SEULE LA PRÉSIDENTIELLE PEUT RÉGLER LA CRISE. Le fond de l’affaire, si la « grande coalition » à l’allemande se fait, est grave. Cela signifie qu’il n’y aura aucun changement de politique économique. Il n’y aura même pas de discussion sur ce sujet devenu question centrale selon le Premier ministre. Car si l’on en croit le Premier ministre, dorénavant le PS et le RN ont confirmé à Bayrou leur accord sur son diagnostic dramatique. D’ailleurs, le plan du PS ne correspond à rien d’autre qu’une simple révision comptable, à la baisse, des coupes budgétaires prévues dans le plan Bayrou.

Dans ces conditions, une dissolution de l’Assemblée ne correspond pas à la question politique posée. S’agit-il de choisir entre les candidats Premiers ministres ou entre des politiques globales opposées ? Bien sûr, si la dissolution a lieu, nous y participerons avec le but de la gagner, avec l’espoir (sans garantie) que Macron respecte le résultat. Mais nous pensons qu’une dissolution ne permettra pas de tourner la page du chaos créé par Macron avec cette dissolution dont il a refusé le résultat. Elle ne produira pas une nouvelle légitimité politique reconnue par tous.

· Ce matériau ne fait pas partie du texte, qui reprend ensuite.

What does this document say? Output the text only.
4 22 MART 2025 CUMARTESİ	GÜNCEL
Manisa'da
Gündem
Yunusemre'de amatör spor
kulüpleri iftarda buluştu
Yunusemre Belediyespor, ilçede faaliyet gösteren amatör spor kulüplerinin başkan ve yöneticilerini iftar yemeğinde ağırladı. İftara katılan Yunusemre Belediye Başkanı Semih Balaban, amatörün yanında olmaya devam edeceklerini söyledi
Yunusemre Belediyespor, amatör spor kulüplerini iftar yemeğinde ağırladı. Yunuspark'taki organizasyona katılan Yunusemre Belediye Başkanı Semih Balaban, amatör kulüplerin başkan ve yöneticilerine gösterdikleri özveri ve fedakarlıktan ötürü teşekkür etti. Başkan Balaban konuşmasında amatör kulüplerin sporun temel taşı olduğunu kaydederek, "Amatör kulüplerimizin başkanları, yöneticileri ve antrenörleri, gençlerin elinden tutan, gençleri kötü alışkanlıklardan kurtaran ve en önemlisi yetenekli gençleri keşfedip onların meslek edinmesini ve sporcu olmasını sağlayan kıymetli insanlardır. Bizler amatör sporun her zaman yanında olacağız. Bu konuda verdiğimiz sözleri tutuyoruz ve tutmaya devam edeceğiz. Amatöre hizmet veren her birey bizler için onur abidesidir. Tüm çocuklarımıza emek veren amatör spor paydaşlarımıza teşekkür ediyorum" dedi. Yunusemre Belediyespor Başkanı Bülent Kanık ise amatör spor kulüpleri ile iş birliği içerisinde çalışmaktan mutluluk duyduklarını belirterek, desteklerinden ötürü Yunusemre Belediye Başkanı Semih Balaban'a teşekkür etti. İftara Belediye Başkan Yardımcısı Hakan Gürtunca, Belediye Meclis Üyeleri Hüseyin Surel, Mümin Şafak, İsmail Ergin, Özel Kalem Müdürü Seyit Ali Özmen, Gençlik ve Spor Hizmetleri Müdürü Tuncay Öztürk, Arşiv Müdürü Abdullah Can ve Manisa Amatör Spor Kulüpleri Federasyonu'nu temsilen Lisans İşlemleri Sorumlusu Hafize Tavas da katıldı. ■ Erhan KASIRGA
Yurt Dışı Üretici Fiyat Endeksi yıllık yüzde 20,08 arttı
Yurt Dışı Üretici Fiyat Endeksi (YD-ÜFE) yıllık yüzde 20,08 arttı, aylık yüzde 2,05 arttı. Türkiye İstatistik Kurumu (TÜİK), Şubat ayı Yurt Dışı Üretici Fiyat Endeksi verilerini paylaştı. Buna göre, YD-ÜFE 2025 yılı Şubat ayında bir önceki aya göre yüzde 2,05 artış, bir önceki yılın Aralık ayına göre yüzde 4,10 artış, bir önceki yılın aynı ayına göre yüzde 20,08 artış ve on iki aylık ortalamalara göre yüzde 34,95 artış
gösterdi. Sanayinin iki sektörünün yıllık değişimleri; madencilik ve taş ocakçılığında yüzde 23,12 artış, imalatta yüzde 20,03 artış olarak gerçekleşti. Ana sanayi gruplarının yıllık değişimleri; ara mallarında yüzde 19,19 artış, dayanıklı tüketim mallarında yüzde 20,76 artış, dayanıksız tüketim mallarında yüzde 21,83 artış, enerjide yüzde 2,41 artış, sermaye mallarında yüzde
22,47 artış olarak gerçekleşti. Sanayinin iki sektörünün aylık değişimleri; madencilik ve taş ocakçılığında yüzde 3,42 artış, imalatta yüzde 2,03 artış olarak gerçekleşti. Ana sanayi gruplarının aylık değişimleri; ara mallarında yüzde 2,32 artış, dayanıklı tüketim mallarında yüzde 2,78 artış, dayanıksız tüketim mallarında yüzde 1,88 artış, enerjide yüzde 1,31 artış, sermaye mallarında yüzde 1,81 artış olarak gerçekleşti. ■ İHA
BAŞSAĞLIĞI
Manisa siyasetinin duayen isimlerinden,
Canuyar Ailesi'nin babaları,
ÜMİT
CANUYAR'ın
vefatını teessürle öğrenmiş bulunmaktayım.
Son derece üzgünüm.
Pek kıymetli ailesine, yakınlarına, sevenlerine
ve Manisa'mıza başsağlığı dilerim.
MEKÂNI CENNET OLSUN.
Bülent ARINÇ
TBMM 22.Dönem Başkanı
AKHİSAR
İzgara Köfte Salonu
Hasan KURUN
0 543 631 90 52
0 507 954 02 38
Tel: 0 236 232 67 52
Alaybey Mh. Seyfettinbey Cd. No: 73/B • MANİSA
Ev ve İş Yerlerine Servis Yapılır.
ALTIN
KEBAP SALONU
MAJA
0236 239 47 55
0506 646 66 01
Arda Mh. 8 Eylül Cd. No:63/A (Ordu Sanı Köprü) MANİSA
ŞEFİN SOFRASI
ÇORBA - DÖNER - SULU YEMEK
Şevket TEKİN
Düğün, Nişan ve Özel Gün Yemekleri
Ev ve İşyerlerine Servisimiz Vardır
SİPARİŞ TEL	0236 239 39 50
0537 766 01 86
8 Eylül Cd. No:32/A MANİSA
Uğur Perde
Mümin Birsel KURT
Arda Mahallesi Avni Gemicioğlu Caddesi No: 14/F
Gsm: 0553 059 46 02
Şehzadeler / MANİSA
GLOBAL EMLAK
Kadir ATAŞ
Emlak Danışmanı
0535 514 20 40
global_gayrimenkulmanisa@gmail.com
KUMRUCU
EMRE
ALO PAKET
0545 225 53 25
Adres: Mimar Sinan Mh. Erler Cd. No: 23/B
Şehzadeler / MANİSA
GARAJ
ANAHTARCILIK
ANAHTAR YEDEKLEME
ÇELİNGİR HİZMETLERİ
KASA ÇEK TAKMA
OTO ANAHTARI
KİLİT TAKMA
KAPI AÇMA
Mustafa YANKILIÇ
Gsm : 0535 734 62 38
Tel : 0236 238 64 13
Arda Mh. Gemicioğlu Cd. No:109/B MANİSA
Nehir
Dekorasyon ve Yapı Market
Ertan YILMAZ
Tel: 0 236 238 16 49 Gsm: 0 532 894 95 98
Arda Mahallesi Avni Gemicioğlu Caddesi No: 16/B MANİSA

Car la macronie a été battue déjà en 2022, puis en 2024 aux européennes et aux législatives, sans que cela ne change rien dans les choix politiques du président et des gouvernements qu’il nomme.

C’est pourquoi nous souhaitons une présidentielle anticipée pour permettre de faire le choix entre deux politiques économiques fondamentalement opposées. D’un côté, la politique de l’offre, par la baisse du prix du travail et l’extension du domaine du marché en remplacement des services publics, officiellement adoptée depuis François Hollande. De l’autre, la politique de la demande, à partir des besoins populaires et de la souveraineté nationale, telle que nous la formulons : faire la relance écologique et sociale. C’est ce choix de fond qu’il faut faire, et seul un vote d’ensemble, sur la circonscription présidentielle unique qu’est tout le pays de la même manière, peut se prononcer en fixant le cap.

Une dissolution laisserait le choix sans changement, et le pouvoir resterait aux mains de celui qui a créé la crise par sa politique économique et par son refus de respecter le résultat des urnes qui voulait en changer. Mais une élection présidentielle permettrait aussi de trancher les questions de fond que l’impasse actuelle a mises en lumière. Et d’abord celle des limites atteintes par la Cinquième République, et la nécessité du passage à une Sixième République combinant les moyens de la stabilité et le pouvoir d’intervention populaire. Mais aussi celle du refus ou non de la guerre en préparation. Et celle du refus de la vassalisation de la France par les États-Unis ou l’Allemagne. Bref, parvenue à la croisée des chemins, du fait d’une gestion calamiteuse du pays et de ses relations internationales, le peuple français doit pouvoir affirmer les principes qu’il veut mettre au poste de commande.